Soon Graham vanished, as did money, a phone and a semiautomatic gun that were in his mother's purse, authorities said Saturday.
On Sunday, Graham was seen on security camera buying drinks and cigarettes at a gas station in Shasta Lake. Authorities said it didn't appear he had a car and could possibly still be in the area.
Now it appears he slept in the Prados' backyard Sunday night -- about a mile away from the gas station.
When Prado went out to get his newspaper Monday about 6:15 a.m., he noticed the gate to his backyard was open. He walked back there and found that the cushions on some furniture were gone so he called out to his wife.
That's when Graham stepped out from the side of the house, gun in hand.
"I knew who he was. I thought he was going to shoot us," Prado said. "I almost called him Matthew, said, 'Matthew, calm down.' I played it like I didn't know who he was."
Graham told the couple to stay together and marched them through the house to the front, Prado said. Along the way, Graham grabbed the newspaper – the Redding Record Searchlight – which had a story about him on the front page.
Prado said he started the car for Graham, who he said warned the couple, "Don't do anything until noon or I'll come back."
But as soon as Graham and the car were out of sight, the Prados called 911. They then went into the backyard and found that Graham had built himself a little bed out of the cushions and a towel next to the home's air conditioning unit. The makeshift sleeping area was on the other side of a wall from the Prados' bedroom.
"We're kind of coming down from the high and realizing how close something could've happened," Prado said. "We have two weenie dogs that were no help at all."
Meanwhile, dozens of searchers and canine teams continued their search for the baby.
Ember has a seizure disorder and is supposed to take medication twice a day to treat her seizures, authorities said.
After the baby's disappearance, authorities said Graham showed no remorse and didn't ask how they planned to find his daughter; they said he refused to submit to a voice stress test and asked for a lawyer.

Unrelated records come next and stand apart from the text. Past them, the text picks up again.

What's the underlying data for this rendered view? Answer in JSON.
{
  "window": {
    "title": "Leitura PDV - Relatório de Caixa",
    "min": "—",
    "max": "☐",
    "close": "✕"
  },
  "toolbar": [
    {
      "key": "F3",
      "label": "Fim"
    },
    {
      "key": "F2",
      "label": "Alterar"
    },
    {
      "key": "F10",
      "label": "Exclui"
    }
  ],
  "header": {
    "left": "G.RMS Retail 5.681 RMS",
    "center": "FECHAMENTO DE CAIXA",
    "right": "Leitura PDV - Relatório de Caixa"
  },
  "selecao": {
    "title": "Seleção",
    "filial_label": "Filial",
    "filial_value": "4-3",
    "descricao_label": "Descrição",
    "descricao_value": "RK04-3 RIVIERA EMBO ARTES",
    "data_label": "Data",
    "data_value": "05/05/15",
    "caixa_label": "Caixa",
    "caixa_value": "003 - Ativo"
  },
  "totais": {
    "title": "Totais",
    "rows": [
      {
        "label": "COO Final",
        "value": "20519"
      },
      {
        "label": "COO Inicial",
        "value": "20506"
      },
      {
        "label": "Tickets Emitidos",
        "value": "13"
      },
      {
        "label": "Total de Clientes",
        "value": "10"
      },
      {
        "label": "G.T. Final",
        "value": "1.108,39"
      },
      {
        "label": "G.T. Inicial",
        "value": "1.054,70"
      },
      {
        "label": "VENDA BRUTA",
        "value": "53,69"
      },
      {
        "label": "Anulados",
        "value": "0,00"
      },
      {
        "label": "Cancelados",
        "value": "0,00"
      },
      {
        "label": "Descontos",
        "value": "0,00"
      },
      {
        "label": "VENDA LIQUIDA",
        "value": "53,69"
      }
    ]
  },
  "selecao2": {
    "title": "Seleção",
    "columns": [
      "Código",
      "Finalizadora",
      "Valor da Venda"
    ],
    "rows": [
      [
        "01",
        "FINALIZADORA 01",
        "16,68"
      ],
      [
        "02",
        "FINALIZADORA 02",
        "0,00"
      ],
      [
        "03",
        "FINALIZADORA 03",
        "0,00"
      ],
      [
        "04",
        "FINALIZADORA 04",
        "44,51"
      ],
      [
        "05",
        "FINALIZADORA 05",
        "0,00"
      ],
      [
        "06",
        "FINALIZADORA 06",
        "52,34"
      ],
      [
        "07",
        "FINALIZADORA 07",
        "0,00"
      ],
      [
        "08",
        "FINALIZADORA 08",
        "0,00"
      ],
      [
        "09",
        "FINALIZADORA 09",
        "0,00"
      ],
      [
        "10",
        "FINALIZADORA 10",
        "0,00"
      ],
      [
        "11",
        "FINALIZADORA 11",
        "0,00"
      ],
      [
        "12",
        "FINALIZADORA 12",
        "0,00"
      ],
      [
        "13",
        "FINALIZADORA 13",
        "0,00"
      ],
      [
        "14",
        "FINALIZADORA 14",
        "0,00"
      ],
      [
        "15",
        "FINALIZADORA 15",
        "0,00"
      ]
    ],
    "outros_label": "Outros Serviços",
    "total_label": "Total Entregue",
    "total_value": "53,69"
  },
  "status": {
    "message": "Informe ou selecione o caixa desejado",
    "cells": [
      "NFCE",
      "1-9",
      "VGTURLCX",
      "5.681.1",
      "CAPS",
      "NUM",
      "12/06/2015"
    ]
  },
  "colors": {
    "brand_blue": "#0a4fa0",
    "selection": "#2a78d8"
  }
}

Investigators said they also found it tough to believe that a stranger could break into Graham's 25-foot camper trailer undetected and snatch Ember away, as he claimed.
The trailer has no running water or working bathroom and is covered in garbage, officials said.
The home is surrounded by two fences and protected by guard dogs; the room where Ember slept apparently has no working door and can only be pried open with a screwdriver, which would make a lot of noise, detectives said.
Times staff writers Veronica Rocha and Lauren Raab contributed to this report.